Blueprints from Buildings
June 9, 2017
When working on a long term project, like my Robyn HUD computer game, it can be beneficial to take a little time out to work on something else and clear the cobwebs out of the brain. It can be especially beneficial if that “something else” can be folded back into the long term project to help it along. Such was the case with a little side project I did recently to help generate the blueprint images I need for Robyn HUD.
In Robyn HUD, the player is the “eye in the sky” computer hacker on various heists, helping to guide a cat burglar through the locations the two visit. To assist in this, the hacker is provided with blueprints for the current location that show the layout as well as various points of interest within that location. From a game development standpoint, this means that each location needs to have an image created that shows the location in “blueprint” view.
For the couple of early prototype test levels I did, I created these blueprints by taking top-down screenshots out of the level building application I was using. These raw screenshots looked something like this:
There were several problems with these screenshots:
- Various axis and other reference markers appear that are useful in the level building application aren’t applicable for the blueprint image.
- The intent with the blueprint images is that they should show the floor plan of the locations the player visits. However, taking a top-down screenshot not only includes lines for the floor but also the ceiling, so the image becomes much more cluttered with excess lines that have to be cleared out.
- Other temporary geometry lines are present when creating a level but are omitted when the final level is compiled. These also add clutter to the blueprint image.
These different “visual artifacts” meant that time had to be devoted to cleaning up the screenshots to get them to a state where they could actually be used in the game. This wasn’t too painful for one or two prototype levels but it was obvious it was going to become more of an issue with the actual production levels of the game itself. More than that, I anticipate having to adjust the layouts of the levels based on feedback from testing once I get that far. Such adjustments will mean that not only will the levels themselves have to be reworked but the blueprint images will then have to be changed. Not the greatest use of production time.
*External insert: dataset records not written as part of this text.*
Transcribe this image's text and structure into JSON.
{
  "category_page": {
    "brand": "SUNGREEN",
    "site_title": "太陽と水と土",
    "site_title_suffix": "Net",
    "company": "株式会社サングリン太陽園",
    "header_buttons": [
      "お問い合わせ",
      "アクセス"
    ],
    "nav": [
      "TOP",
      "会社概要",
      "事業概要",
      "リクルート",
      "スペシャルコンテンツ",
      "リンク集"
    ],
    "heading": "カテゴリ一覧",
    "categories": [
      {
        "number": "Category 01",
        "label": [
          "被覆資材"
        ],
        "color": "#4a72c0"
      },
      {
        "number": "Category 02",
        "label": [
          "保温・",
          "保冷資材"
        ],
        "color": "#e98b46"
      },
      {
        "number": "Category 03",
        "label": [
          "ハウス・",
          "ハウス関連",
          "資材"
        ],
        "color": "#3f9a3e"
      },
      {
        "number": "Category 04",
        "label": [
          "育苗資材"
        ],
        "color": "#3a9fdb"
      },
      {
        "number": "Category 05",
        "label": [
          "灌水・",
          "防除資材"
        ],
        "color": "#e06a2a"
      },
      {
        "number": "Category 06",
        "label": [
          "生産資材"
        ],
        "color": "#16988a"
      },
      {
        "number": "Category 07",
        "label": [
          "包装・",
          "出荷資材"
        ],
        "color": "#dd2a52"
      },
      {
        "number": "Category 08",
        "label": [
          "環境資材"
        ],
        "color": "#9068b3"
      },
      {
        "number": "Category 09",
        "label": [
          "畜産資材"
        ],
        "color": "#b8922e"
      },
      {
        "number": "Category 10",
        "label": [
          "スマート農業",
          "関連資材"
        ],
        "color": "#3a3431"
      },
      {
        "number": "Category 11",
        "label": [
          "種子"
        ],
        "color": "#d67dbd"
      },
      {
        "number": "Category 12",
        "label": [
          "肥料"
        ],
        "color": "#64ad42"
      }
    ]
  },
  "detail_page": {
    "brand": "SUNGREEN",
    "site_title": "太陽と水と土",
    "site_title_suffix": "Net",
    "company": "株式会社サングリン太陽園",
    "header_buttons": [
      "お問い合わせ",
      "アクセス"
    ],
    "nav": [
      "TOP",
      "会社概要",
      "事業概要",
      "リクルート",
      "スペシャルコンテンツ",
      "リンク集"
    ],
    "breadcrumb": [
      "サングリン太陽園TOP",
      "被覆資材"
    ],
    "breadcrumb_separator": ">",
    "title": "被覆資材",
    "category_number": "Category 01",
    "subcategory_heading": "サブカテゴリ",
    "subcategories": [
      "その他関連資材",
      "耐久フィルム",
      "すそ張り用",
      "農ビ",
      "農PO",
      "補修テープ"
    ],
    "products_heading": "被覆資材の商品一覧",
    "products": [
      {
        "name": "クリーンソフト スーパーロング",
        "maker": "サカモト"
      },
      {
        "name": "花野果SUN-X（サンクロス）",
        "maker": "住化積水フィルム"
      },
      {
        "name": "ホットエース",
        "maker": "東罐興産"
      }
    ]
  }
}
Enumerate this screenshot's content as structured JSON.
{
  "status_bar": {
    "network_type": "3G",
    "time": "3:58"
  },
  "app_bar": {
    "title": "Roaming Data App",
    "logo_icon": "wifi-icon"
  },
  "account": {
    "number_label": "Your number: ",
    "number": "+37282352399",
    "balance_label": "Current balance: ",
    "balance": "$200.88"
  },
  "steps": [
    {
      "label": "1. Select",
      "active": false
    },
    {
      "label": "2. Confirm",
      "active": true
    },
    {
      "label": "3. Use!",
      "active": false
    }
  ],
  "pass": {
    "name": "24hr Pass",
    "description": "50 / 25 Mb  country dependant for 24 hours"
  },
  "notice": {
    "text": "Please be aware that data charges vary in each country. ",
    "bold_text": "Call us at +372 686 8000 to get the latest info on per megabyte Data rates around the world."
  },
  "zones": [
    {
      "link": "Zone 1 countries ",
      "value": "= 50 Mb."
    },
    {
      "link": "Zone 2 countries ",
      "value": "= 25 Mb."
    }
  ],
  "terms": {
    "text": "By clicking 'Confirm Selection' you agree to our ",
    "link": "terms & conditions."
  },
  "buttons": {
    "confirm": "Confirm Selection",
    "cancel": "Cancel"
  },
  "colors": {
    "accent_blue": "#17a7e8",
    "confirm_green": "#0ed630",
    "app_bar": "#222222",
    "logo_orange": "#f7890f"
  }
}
Taking a step back, it occurred to me that it might be possible to programmatically generate the blueprints from the level geometry itself. Since the ultimate goal is to get to a blueprint that shows the floorplan of the level, if I had an application that could “trace” the contours of just the floor and ignore the ceiling, for example, then that might produce a much more usable image immediately without futzing around with cleaning up all the issues I outlined above.
With that in mind, I whipped up a little program in a couple of hours that takes a compiled level and a value indicating the height in the level where the floor is. The program then checks all the geometry in the level. Specifically it looks for any polygons that have vertices at the level of the floor and vertices above the level of the floor. Basically, it looks for walls that start at the floor and go upwards. The program then discards the height component of these vertices and uses the remaining horizontal components (width and depth) to draw lines into an empty image sized to the dimensions of the level.
Here’s the result after running a level through the program:
Much cleaner and much closer to being immediately usable within the game. For the game, I wanted something a little more polished looking than black lines on white. It’s a very quick process to bring an image like this into a painting program, swapping the black line colors with grey and then texture filling the white areas to produce something like this:
There’s still a little bit of manual work needed to prep the blueprint images for the game. However, the blueprint extracting program saves the bulk of the time spent on blueprint images by removing all of the cleanup steps. As production continues we’ll see how working with the blueprints goes. If the few remaining cleanup steps become overly burdensome or time consuming I may enhance the program to do even more in preparing the final images.